While at least some reshoring is probable due to the pandemic, a broader geographic shift in production seems likely to be limited by the associated costs and logistical issues. Some experts suggest that it makes sense for companies planning for disruptive events to build greater resilience into their supply chains.
Roach pointed out that “under the guise of efficiency, managers may have taken too much slack, or redundancy, out of the system – leaving them vulnerable to bottlenecks”.
In an opinion piece in the FT, chief economist at the European Bank for Reconstruction and Development, Beata Javorcik, said in future firms will give more thought to diversifying their supplier base “to hedge against disruptions to a particular producer, geographic region or changes in trade policy.
“This means building in redundancy and perhaps even moving away from the practice of holding near-zero inventories. Costs will certainly rise, but, in the post-Covid world, concerns about supply chain fragility will come right after those over cost.”
Caroline Freund, global director of trade, investment, and competitiveness at the World Bank, said in a commentary in Barron’s that in the face of a deadly pandemic, nationalist policies may appear rational, but they are not built on economic fundamentals.
“It’s far more effective to leverage global supply chains to ramp up production quickly and efficiently,” she said. “It’s much smarter to increase international cooperation to stockpile essential goods and build resilience to future shocks – especially in developing countries.”

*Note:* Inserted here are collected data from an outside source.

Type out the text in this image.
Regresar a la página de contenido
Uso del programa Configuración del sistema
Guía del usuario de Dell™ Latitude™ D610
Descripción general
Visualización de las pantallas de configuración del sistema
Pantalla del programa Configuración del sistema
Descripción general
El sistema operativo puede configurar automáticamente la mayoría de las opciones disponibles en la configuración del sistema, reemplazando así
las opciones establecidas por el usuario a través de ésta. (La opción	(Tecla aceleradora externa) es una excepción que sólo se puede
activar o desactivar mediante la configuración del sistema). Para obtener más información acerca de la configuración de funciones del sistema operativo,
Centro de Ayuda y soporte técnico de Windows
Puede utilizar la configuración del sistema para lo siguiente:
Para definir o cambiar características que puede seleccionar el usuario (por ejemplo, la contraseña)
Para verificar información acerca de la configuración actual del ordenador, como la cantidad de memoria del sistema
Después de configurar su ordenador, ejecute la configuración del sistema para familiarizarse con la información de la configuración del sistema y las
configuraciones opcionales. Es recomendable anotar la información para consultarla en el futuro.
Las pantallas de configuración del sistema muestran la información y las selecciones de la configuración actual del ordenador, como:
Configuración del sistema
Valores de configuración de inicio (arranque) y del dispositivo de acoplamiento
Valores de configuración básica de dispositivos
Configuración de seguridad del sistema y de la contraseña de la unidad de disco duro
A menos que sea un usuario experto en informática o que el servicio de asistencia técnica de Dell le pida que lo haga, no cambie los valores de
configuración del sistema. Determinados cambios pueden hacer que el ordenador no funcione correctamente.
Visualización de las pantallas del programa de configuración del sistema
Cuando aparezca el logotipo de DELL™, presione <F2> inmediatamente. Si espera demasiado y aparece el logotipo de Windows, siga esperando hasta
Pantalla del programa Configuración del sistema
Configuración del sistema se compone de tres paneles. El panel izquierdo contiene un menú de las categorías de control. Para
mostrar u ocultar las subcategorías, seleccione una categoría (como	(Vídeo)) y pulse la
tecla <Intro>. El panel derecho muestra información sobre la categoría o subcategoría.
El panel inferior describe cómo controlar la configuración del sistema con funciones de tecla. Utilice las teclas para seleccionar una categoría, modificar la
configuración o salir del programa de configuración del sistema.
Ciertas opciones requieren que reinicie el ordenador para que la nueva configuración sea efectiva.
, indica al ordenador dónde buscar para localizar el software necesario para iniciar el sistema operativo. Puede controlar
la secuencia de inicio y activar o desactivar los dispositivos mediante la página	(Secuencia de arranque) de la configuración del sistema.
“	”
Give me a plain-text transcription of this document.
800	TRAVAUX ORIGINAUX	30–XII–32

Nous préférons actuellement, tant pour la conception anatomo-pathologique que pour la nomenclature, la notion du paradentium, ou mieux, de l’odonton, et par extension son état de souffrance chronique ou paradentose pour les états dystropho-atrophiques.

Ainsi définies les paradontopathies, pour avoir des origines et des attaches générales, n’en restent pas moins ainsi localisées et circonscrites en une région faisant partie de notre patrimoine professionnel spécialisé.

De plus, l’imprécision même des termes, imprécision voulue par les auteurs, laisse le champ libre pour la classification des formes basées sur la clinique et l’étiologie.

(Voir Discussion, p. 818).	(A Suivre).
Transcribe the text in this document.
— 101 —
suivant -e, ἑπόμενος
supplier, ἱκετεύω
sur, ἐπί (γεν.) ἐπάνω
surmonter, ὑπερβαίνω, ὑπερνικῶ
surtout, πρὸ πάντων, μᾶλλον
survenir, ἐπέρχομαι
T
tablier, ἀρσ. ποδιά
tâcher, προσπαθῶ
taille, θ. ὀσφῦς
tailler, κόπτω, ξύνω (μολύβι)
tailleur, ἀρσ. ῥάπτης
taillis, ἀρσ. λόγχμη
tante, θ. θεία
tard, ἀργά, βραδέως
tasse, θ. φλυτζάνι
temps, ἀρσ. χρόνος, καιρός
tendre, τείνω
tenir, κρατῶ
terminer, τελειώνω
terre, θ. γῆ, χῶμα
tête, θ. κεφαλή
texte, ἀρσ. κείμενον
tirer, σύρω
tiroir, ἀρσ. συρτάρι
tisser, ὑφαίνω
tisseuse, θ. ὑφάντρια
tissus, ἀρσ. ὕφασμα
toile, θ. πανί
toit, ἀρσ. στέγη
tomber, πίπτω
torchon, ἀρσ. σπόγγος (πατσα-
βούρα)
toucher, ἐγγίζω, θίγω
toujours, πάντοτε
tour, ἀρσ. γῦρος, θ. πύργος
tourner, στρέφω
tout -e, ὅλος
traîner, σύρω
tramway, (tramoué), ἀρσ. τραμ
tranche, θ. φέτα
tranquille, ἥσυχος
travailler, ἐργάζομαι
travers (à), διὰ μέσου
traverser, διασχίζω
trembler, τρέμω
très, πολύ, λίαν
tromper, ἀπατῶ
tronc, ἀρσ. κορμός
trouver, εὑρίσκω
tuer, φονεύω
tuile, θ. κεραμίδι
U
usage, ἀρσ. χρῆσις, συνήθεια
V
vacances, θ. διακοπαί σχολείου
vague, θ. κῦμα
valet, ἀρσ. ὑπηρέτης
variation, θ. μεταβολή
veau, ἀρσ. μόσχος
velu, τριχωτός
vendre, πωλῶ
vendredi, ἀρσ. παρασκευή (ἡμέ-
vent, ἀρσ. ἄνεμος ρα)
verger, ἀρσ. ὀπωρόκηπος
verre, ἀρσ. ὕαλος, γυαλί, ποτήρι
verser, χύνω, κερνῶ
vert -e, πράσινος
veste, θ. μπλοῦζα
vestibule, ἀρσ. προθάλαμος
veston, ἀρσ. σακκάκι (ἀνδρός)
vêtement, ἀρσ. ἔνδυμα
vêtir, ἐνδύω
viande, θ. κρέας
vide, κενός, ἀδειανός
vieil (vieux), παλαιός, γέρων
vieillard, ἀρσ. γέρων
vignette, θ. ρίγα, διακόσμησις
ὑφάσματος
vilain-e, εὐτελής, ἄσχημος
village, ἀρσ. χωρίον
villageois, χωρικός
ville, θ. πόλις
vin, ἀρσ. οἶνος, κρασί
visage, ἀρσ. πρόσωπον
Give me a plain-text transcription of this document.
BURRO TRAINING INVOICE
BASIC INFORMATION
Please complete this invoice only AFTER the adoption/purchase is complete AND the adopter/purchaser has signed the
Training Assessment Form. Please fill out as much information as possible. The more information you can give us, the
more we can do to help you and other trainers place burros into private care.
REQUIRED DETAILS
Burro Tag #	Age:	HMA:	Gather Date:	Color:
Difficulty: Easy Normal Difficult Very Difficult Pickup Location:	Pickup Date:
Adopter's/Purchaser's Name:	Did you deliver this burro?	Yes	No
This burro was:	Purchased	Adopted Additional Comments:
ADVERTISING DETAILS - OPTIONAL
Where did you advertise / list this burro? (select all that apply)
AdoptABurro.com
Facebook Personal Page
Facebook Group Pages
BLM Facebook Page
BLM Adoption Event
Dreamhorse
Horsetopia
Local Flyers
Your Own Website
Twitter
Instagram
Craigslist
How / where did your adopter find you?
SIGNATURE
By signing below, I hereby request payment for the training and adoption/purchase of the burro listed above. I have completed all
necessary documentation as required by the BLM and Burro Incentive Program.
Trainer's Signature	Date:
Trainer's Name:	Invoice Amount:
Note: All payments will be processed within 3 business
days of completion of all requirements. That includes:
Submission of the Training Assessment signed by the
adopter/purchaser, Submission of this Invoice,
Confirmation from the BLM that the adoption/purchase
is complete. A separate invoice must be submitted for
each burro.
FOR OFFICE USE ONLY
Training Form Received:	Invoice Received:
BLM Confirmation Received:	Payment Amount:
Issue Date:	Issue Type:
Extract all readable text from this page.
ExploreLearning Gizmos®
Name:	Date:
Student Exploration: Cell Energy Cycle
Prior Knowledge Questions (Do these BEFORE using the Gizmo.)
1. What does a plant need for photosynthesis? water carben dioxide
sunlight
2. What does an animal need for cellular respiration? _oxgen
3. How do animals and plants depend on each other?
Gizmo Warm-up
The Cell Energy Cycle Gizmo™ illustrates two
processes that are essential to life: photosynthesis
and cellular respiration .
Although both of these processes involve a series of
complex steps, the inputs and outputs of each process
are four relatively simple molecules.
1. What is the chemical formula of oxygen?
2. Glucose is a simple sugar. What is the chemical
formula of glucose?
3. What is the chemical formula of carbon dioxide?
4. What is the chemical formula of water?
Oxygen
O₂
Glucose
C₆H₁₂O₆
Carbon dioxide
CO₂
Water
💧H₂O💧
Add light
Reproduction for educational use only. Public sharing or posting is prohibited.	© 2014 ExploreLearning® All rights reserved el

As lockdowns ease, supply chains will likely begin returning to some degree of normality. At the same time, corporates will no doubt review their configuration and resilience to guard against future disruption. While assessing the costs and benefits of logistical change will be challenging, the current state of play seems unsustainable.
Yigal Chazan is the head of content at Alaco, a London-based business intelligence consultancy.